Australia's May labour data revealed a rebound in headline employment figures, but underlying indicators such as rising underemployment and declining hours worked suggest softer labour market conditions, according to UOB’s Lee Sue Ann [1]. This combination points to moderating economic activity and emerging slack in the labour market, supporting the view that the Reserve Bank of Australia (RBA) will maintain its current cash rate of 4.35% through at least the second quarter of 2027, while remaining data-dependent [1].
The report notes that the latest employment numbers largely represent a reversal of April’s weakness rather than a renewed surge in labour demand. While the headline figures indicate resilience, the underlying data aligns with other recent indicators showing softer growth momentum and gradually easing, though still-elevated, inflationary pressures [1].

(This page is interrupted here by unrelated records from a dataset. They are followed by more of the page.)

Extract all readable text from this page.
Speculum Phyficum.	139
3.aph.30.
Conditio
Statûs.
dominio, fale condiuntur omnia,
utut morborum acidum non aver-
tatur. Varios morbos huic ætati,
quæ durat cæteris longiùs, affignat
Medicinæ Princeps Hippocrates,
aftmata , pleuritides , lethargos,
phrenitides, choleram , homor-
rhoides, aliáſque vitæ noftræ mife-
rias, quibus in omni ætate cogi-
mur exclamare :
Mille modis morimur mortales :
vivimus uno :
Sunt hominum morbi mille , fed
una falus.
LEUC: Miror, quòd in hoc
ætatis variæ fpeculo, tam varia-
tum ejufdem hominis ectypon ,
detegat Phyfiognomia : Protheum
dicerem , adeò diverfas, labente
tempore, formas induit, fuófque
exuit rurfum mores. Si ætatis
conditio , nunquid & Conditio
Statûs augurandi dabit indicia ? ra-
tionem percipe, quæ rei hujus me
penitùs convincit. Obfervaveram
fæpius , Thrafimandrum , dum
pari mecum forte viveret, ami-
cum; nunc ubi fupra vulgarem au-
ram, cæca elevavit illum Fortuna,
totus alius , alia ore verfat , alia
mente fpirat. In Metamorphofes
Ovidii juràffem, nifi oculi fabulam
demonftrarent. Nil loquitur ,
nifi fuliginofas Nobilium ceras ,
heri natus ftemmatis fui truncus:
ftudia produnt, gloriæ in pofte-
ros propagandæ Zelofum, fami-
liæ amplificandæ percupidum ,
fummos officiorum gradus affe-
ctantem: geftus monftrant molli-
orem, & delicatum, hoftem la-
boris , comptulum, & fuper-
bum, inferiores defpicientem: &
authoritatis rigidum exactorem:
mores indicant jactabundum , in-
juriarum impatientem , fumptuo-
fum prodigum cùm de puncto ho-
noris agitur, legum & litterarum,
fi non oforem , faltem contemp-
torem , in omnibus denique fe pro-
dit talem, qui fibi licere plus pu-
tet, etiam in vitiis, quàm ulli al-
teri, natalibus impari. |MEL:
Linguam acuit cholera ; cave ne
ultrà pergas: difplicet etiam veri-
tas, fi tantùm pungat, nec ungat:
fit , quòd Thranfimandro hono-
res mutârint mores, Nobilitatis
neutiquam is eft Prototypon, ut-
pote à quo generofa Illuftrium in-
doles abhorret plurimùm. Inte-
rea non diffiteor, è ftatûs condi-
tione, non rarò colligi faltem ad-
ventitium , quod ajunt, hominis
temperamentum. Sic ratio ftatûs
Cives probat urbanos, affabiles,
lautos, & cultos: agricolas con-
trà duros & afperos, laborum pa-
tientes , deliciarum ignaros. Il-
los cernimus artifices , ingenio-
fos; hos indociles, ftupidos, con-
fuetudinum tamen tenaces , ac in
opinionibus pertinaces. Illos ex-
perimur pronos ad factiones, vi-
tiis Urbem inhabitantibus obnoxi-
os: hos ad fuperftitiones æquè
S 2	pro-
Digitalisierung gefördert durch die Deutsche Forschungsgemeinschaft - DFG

Labour market conditions remain a critical factor for the RBA as it balances the goal of returning inflation to target with sustaining employment. The RBA’s forecasts anticipate a gradual rise in unemployment over the medium term as economic growth slows below potential [1]. Earlier in the month, the RBA held the cash rate at 4.35% after three consecutive hikes, citing the need to assess the lagged effects of previous tightening measures. The May labour market report does not provide sufficient reason to alter this stance [1].
UOB’s base case is that the RBA will keep the cash rate unchanged at 4.35%, adopting a cautious and data-dependent approach. Should unemployment rise further or if there are clearer signs of weakening labour demand in the coming months, it would reinforce the view that monetary policy is sufficiently restrictive and reduce the likelihood of additional rate hikes [1].
CONCLUSION
The latest Australian labour data supports expectations that the RBA will keep its cash rate steady at 4.35%, as underlying softness in the labour market offsets the headline employment rebound. Market participants are likely to interpret this as a signal of continued policy caution, with the RBA remaining vigilant and responsive to future economic data.